The actual issue, however, is a little more complicated than just “don’t use the word” or “ignore it”. NHL teams’ “analytics” departments are often unclear, and the use of anything that could be categorized as analytics is cloudy at best. Shayna Goldman has been tracking analytical hires in the NHL for several years, and while this list has definitely grown, it’s still not comprehensive:
As of May 21…. 🤔 https://t.co/jvFfXFTdqq pic.twitter.com/XepvZN67xM
— Alison (@AlisonL) June 2, 2021
This is what’s “public knowledge” – it’s what we can more or less collect from various public sources. And a lot of these individuals have management roles, or scouting roles, which may not even fall into the category of “analytics”. Numerous others have roles that are more of a “have to search LinkedIn to figure out” kind of deal that isn’t really public knowledge (they’re not listed here). The people who work for teams is not the only aspect. In the original article I was going to write, I defined criteria to rank how “analytics” teams actually were. This included drafting, contracts, player utilization, roster construction, and even an idea that I could try to somehow evaluate systems. You can see why that article failed. It’s nebulous. There isn’t a clear definition when one actually tries to pin it down (or at least when I tried).
It’s not the public’s fault or even major media figures (when the intention isn’t shallow naive criticism) for falling back on the term when debating how useful “analytics” as a field is in this sport. To be honest, I think it’s kind of hard to argue whether or not “it” has been useful when one looks at team success over the past decade. Even back when “analytics” was in its infancy, the Kings and Blackhawks were doing things that all the numbers seemed to agree would lead to success (even if it maybe wasn’t directly a result of the more modern approaches). Even more today, the Avalanche, Hurricanes, Lighting, Bruins, and Maple Leafs among others have all brought together groups that utilize data-driven methods and statistical analysis to their advantage, whether it be in their analyst roles or coaching staff or front office. The best of them seem to have have the entire organization on the same page. Not to mention the increase in NHL hires in analytical positions. The use of data and statistical analysis in hockey ins’t going away anytime soon, especially if the above mentioned teams (sorry Leafs) continue their dominance in the playoffs.
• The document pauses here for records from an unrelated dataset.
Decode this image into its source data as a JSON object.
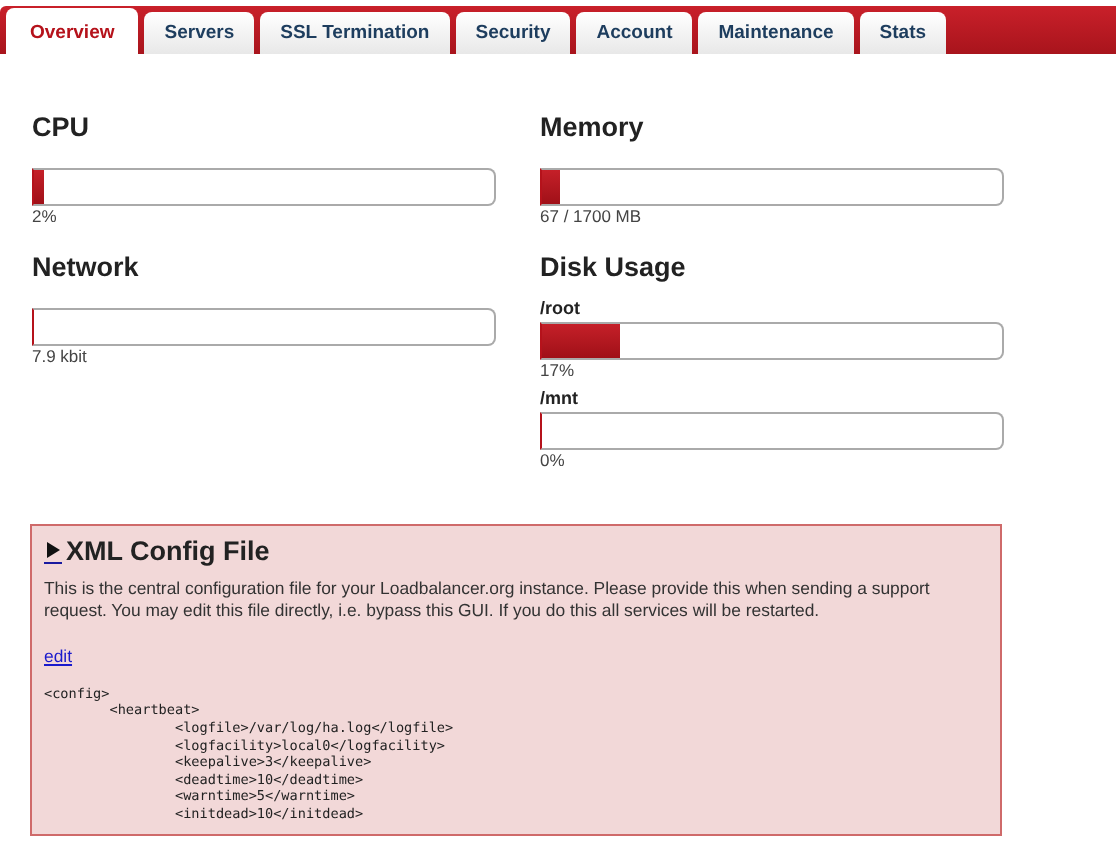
{
  "tabs": [
    {
      "label": "Overview",
      "selected": true
    },
    {
      "label": "Servers",
      "selected": false
    },
    {
      "label": "SSL Termination",
      "selected": false
    },
    {
      "label": "Security",
      "selected": false
    },
    {
      "label": "Account",
      "selected": false
    },
    {
      "label": "Maintenance",
      "selected": false
    },
    {
      "label": "Stats",
      "selected": false
    }
  ],
  "stats": [
    {
      "title": "CPU",
      "meters": [
        {
          "level": 0.02,
          "reading": "2%"
        }
      ]
    },
    {
      "title": "Memory",
      "meters": [
        {
          "level": 0.04,
          "reading": "67 / 1700 MB"
        }
      ]
    },
    {
      "title": "Network",
      "meters": [
        {
          "level": 0,
          "reading": "7.9 kbit"
        }
      ]
    },
    {
      "title": "Disk Usage",
      "meters": [
        {
          "label": "/root",
          "level": 0.17,
          "reading": "17%"
        },
        {
          "label": "/mnt",
          "level": 0,
          "reading": "0%"
        }
      ]
    }
  ],
  "config": {
    "title": "XML Config File",
    "expanded": false,
    "description": "This is the central configuration file for your Loadbalancer.org instance. Please provide this when sending a support request. You may edit this file directly, i.e. bypass this GUI. If you do this all services will be restarted.",
    "link": "edit",
    "code": [
      "<config>",
      "\t<heartbeat>",
      "\t\t<logfile>/var/log/ha.log</logfile>",
      "\t\t<logfacility>local0</logfacility>",
      "\t\t<keepalive>3</keepalive>",
      "\t\t<deadtime>10</deadtime>",
      "\t\t<warntime>5</warntime>",
      "\t\t<initdead>10</initdead>"
    ]
  }
}
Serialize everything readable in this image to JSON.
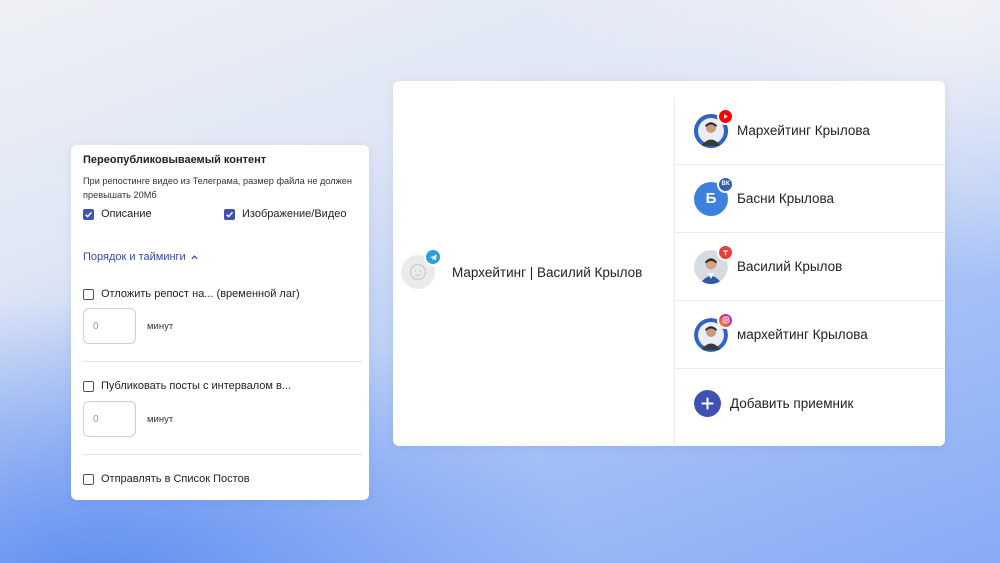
{
  "settings": {
    "title": "Переопубликовываемый контент",
    "note": "При репостинге видео из Телеграма, размер файла не должен превышать 20Мб",
    "options": [
      {
        "label": "Описание",
        "checked": true
      },
      {
        "label": "Изображение/Видео",
        "checked": true
      }
    ],
    "order_toggle_label": "Порядок и тайминги",
    "delay": {
      "label": "Отложить репост на... (временной лаг)",
      "checked": false,
      "placeholder": "0",
      "unit": "минут"
    },
    "interval": {
      "label": "Публиковать посты с интервалом в...",
      "checked": false,
      "placeholder": "0",
      "unit": "минут"
    },
    "post_list": {
      "label": "Отправлять в Список Постов",
      "checked": false
    }
  },
  "routing": {
    "source": {
      "name": "Мархейтинг | Василий Крылов",
      "icon": "telegram-icon"
    },
    "destinations": [
      {
        "name": "Мархейтинг Крылова",
        "icon": "youtube-icon",
        "badge_color": "#ff0000"
      },
      {
        "name": "Басни Крылова",
        "icon": "vk-icon",
        "avatar_letter": "Б",
        "badge_color": "#2f62b8"
      },
      {
        "name": "Василий Крылов",
        "icon": "tenchat-icon",
        "badge_color": "#e83d3d"
      },
      {
        "name": "мархейтинг Крылова",
        "icon": "instagram-icon",
        "badge_color": "#d6287a"
      }
    ],
    "add_label": "Добавить приемник"
  },
  "colors": {
    "accent": "#3f51b5",
    "link": "#3949ab",
    "telegram": "#2a9ee0"
  }
}
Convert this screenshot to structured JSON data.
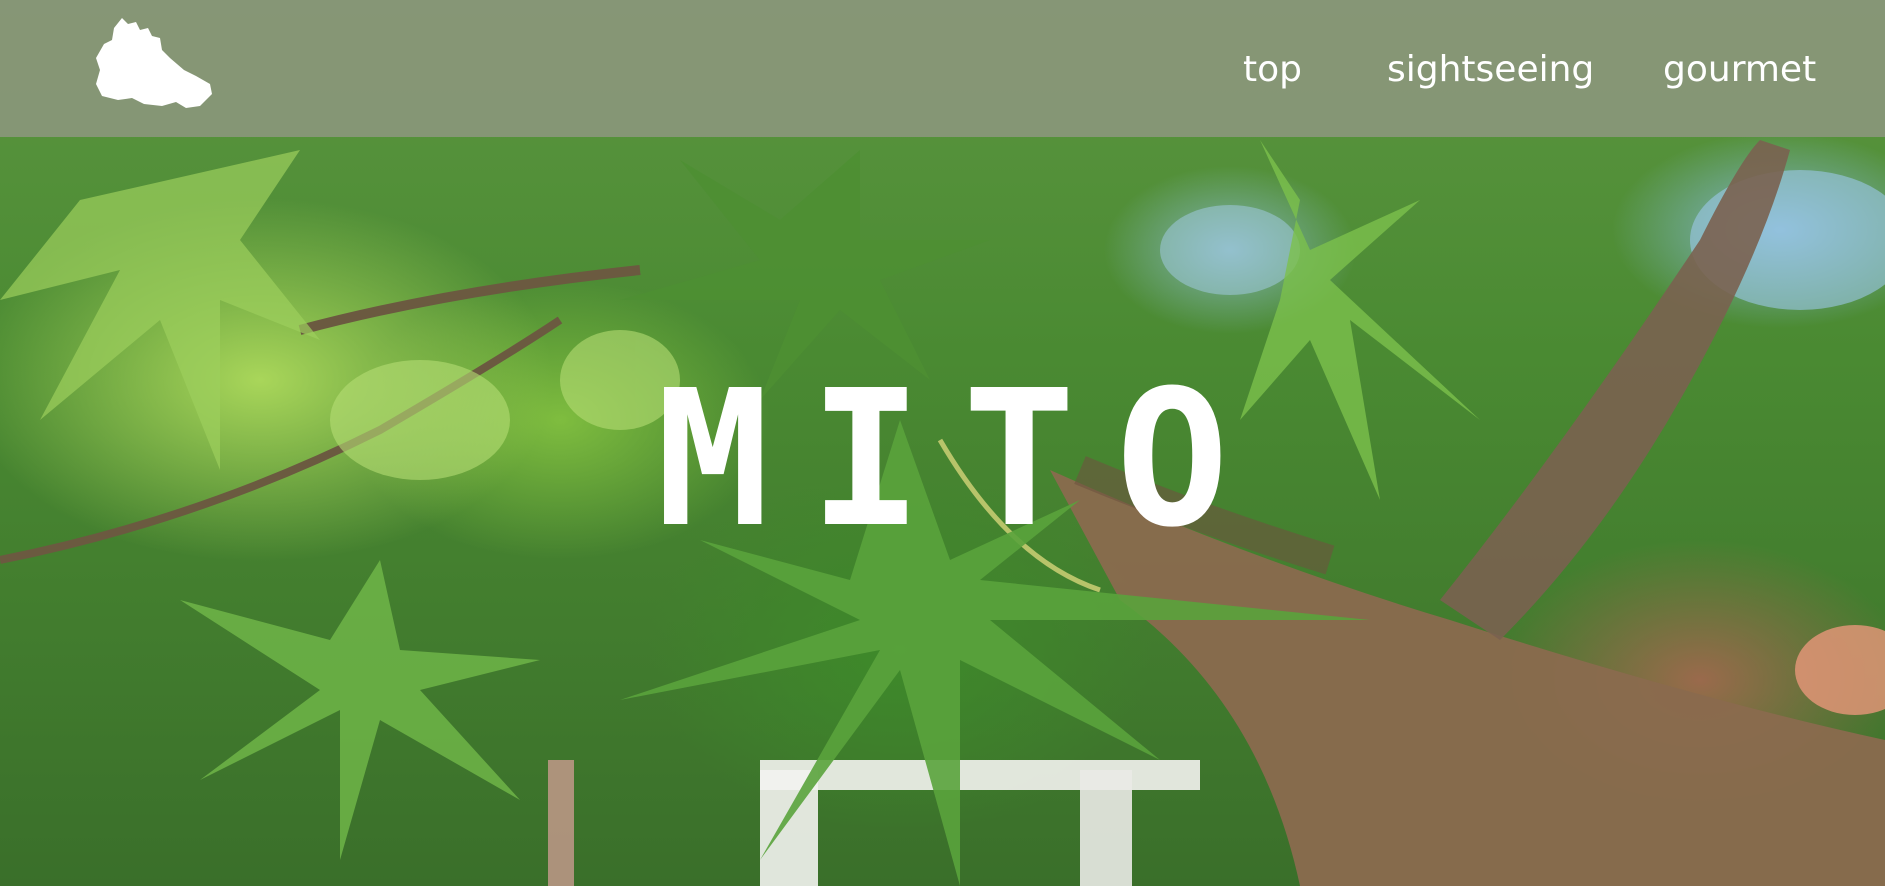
{
  "header": {
    "logo_icon": "ibaraki-map-logo-icon",
    "nav": [
      {
        "label": "top"
      },
      {
        "label": "sightseeing"
      },
      {
        "label": "gourmet"
      }
    ]
  },
  "hero": {
    "title": "MITO",
    "background": "green-maple-leaves-photo"
  },
  "colors": {
    "header_overlay": "#8c967d",
    "text": "#ffffff"
  }
}
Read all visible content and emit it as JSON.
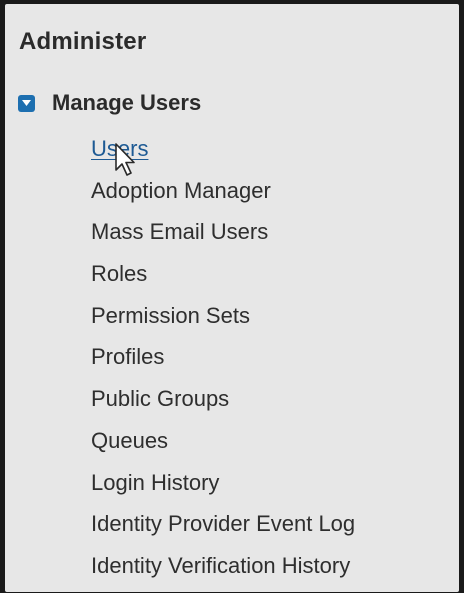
{
  "panel": {
    "title": "Administer"
  },
  "section": {
    "label": "Manage Users",
    "toggle_state": "expanded",
    "toggle_color": "#1d6fb0"
  },
  "menu": {
    "items": [
      {
        "label": "Users",
        "active": true
      },
      {
        "label": "Adoption Manager",
        "active": false
      },
      {
        "label": "Mass Email Users",
        "active": false
      },
      {
        "label": "Roles",
        "active": false
      },
      {
        "label": "Permission Sets",
        "active": false
      },
      {
        "label": "Profiles",
        "active": false
      },
      {
        "label": "Public Groups",
        "active": false
      },
      {
        "label": "Queues",
        "active": false
      },
      {
        "label": "Login History",
        "active": false
      },
      {
        "label": "Identity Provider Event Log",
        "active": false
      },
      {
        "label": "Identity Verification History",
        "active": false
      }
    ]
  },
  "colors": {
    "link_active": "#1d5a94",
    "panel_bg": "#e7e7e7",
    "text": "#2e2e2e"
  }
}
So where does this leave us? What does “analytics” mean? Well, as stated earlier, it can mean whatever anyone wants it to mean. More often than not, though, it’s the “fight-y word” (Micah Blake McCurdy, 06/01/21). It means it’s time to identify your comrades, grab your shovel or whatever tool you can find in your storeroom or garage, and start swinging. But that’s hardly useful at this point. The Leafs and Oilers are completely different teams, and “analytics” as a binary idea didn’t lead either to their ultimate demise (for both, ironically enough, it was more due to sheer luck than anything else). I know major media people won’t stop using the term when they criticize teams, but I really think even if one is praising a team, it’s unhelpful to talk about “analytics” without defining what you mean by that.